The liturgical declaration of the trisagion (“holy, holy, holy”) points toward holiness as the sum total of divine perfection, the fullness of God’s own life in which nothing is lacking. When Jesus proclaims “Be perfect for your Father in heaven is perfect,” he refers to the perfect order and beauty that defines God’s holiness. Expressed in both the natural law and the written law of Scripture, the divine moral law defines the parameters of holiness.

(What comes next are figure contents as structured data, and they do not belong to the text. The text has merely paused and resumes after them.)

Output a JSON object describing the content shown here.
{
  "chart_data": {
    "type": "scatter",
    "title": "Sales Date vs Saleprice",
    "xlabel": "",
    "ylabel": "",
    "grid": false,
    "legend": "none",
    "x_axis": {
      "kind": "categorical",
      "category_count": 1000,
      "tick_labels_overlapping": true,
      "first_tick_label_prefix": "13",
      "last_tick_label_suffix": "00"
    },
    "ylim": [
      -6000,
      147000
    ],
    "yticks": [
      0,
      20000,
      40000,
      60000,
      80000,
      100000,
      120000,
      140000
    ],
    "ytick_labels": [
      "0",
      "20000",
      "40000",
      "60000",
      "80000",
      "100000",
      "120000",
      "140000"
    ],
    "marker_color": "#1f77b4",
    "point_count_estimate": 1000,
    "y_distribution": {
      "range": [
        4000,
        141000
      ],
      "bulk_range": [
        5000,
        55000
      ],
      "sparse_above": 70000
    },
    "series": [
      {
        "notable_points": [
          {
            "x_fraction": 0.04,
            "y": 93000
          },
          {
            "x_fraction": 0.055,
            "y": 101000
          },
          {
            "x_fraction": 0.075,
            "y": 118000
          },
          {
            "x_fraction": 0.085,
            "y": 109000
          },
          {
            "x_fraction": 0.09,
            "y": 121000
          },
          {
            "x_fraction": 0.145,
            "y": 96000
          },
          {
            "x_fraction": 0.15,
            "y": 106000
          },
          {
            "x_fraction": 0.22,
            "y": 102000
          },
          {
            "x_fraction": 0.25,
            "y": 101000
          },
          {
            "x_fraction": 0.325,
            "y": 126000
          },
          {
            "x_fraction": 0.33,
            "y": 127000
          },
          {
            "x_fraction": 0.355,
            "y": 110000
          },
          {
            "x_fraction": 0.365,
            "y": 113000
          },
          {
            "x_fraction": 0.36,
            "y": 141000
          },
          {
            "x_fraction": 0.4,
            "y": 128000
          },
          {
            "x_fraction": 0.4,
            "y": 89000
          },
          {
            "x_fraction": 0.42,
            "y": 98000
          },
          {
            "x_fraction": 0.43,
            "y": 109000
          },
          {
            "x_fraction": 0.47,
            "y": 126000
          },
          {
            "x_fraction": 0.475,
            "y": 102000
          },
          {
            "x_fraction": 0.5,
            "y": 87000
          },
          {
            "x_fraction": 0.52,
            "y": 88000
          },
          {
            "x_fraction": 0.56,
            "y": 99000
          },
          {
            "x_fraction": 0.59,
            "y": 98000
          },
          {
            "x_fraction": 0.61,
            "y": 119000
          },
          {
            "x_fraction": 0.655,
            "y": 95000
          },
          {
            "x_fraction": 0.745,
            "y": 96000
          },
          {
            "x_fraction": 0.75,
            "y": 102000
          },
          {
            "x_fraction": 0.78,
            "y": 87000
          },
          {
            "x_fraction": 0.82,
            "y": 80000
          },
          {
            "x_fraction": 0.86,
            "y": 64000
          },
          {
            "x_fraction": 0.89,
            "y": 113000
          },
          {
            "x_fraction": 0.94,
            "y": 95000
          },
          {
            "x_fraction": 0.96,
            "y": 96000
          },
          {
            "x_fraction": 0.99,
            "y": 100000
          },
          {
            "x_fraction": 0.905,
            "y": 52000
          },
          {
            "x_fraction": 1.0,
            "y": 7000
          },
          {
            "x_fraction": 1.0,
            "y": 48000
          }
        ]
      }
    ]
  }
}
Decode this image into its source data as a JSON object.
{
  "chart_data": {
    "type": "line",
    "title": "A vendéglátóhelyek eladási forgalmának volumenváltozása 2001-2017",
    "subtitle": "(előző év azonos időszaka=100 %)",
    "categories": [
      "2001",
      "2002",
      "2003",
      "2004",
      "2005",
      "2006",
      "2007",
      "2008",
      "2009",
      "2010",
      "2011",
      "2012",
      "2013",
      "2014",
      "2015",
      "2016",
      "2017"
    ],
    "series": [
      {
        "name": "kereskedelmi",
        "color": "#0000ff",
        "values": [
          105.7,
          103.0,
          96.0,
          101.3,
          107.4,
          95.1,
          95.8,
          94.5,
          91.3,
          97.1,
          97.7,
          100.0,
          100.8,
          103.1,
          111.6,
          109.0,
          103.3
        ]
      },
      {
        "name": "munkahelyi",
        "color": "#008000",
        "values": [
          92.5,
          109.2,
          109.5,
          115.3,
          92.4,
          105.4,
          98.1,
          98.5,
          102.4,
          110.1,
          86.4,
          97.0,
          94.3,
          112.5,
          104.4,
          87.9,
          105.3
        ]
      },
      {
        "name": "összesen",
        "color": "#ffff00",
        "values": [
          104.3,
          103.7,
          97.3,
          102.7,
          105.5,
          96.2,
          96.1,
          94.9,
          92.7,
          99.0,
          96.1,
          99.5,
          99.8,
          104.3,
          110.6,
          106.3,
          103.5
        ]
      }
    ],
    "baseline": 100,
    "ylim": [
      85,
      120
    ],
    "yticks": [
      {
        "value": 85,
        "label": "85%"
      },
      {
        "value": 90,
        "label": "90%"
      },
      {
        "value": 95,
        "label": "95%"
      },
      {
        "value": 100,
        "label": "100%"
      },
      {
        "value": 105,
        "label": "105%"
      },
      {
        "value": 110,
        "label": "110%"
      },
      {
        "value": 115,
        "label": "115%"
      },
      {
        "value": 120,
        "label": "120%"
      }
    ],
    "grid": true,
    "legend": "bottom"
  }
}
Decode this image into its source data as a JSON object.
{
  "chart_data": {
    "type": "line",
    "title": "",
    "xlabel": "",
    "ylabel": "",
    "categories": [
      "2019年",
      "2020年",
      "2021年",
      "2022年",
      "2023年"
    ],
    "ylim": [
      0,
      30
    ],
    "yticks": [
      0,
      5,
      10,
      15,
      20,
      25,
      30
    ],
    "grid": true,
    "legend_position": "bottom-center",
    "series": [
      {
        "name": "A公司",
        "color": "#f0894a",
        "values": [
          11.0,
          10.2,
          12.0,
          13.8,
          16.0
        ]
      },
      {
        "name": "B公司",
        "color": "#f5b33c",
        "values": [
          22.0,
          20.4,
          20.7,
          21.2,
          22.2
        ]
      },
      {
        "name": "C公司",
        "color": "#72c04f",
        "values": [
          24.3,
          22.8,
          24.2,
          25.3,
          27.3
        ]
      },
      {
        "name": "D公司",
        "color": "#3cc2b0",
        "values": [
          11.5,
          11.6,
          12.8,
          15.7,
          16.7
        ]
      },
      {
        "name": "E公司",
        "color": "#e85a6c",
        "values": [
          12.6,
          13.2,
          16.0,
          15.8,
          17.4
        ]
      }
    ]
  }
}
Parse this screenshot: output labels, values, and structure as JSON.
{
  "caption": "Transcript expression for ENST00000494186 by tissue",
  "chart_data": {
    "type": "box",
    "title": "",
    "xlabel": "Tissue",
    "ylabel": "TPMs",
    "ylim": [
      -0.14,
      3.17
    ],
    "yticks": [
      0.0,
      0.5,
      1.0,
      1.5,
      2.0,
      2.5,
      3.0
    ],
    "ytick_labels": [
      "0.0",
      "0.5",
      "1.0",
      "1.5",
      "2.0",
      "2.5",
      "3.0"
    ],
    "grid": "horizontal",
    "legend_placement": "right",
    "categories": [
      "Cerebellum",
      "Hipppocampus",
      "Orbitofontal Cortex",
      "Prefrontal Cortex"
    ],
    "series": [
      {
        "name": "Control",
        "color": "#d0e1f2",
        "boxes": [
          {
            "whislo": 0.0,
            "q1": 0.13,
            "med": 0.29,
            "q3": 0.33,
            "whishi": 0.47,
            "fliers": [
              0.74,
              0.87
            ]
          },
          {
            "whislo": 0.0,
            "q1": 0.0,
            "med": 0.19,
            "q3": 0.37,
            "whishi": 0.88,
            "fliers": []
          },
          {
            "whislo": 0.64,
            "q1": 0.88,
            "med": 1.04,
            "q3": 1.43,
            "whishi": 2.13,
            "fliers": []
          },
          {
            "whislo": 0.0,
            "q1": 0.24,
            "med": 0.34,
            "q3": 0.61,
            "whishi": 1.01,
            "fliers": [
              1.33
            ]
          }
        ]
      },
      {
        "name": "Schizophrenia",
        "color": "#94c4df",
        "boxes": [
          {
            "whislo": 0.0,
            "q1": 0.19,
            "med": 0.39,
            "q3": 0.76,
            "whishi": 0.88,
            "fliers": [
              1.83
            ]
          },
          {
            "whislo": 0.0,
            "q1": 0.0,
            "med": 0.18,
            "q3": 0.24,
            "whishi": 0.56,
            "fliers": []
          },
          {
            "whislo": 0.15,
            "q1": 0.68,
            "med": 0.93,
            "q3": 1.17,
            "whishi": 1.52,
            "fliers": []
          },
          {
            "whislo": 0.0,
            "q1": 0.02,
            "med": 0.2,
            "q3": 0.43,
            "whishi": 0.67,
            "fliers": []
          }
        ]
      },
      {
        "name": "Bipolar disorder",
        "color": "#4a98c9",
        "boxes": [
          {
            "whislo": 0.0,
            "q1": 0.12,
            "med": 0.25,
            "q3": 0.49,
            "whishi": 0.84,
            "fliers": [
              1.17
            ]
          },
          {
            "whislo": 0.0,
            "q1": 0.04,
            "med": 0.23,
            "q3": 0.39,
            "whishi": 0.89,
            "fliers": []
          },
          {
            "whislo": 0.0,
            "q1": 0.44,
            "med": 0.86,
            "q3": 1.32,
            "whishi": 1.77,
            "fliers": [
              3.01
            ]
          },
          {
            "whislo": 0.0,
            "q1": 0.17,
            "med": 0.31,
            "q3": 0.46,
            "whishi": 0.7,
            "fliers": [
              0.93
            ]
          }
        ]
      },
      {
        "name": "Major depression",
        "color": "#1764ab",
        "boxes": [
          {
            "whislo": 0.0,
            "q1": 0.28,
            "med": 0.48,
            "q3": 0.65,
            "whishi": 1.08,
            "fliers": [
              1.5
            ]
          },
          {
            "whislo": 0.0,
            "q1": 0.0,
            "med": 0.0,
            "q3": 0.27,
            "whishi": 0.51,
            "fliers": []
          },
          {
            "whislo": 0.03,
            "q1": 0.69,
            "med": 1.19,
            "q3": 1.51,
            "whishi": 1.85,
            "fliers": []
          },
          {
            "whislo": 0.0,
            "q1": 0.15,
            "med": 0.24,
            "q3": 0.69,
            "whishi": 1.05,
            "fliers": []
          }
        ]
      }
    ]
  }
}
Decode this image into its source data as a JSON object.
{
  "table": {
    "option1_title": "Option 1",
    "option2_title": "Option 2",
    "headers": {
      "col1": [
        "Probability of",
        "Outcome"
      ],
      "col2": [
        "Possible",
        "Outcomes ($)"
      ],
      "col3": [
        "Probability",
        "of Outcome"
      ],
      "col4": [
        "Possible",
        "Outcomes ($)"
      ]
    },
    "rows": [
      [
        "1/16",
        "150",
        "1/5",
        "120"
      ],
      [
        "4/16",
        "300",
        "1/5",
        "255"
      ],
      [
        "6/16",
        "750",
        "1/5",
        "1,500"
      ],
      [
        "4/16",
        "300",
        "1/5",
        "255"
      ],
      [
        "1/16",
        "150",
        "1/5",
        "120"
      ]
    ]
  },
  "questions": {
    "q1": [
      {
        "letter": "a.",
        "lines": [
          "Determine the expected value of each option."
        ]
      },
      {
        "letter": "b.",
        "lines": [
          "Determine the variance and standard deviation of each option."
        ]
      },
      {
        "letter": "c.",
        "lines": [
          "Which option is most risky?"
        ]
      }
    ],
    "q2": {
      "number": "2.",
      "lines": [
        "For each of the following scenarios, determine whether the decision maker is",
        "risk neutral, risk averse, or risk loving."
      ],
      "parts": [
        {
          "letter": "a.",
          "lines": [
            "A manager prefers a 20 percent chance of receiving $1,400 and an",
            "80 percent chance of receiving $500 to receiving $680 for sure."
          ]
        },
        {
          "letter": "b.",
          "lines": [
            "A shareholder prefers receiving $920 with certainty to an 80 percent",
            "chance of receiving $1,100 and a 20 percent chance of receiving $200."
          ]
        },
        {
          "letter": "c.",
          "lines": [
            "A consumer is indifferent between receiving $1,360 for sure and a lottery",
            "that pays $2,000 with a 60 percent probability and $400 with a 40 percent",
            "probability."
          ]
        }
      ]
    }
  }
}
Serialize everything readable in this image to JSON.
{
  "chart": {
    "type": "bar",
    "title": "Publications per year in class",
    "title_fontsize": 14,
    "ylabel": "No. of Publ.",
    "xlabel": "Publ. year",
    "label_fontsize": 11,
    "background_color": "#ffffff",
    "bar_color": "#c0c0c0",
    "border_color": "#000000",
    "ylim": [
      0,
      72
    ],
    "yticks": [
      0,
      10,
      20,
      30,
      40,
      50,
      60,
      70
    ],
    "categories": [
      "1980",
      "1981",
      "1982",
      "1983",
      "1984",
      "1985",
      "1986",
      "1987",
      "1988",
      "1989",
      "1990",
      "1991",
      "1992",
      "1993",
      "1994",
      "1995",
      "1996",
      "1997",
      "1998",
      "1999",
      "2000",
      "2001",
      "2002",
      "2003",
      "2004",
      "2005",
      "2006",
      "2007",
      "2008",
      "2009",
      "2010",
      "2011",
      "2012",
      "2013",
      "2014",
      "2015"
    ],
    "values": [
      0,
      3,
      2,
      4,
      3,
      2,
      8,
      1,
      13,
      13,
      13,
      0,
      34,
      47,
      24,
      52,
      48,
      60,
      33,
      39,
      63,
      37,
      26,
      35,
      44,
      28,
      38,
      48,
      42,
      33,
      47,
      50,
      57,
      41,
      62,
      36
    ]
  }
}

Poured out by the Spirit, love moves toward holiness through the power of grace at work in the Christian life. 

In the Scriptures, to ascribe glory to the Lord is to worship the Lord in the beauty of holiness (Ps. 29:2) without which no one will see God (Heb. 12:14). By faith one first peers into the portals of glory, and love realizes the holiness that makes such a journey into glory possible. The pursuit of this “love divine, all loves excelling” transforms the believer from glory to glory. 

The UMC was formed as an ecumenical experiment in pluralism, but its foundational documents anchored unity in the Wesleyan tradition. Unfortunately, as this Wesleyan catholicity decayed—particularly the notion of holiness—the UMC has become more divided. As discussed at the conference, the way forward for Methodism is to return to the early Wesleyan fusion of holiness and love and recover Wesleyan catholicity. As UMC Bishop Scott Jones noted in the final session of the conference, Methodism will thrive to the extent that it is faithful to its original calling. The hope of those who attended the conference is that “The Faith Once Delivered” (which will be published at the end of March) will guide the next stage of Methodism in recovering that calling.

Dale M. Coulter is professor of historical theology at Pentecostal Theological Seminary.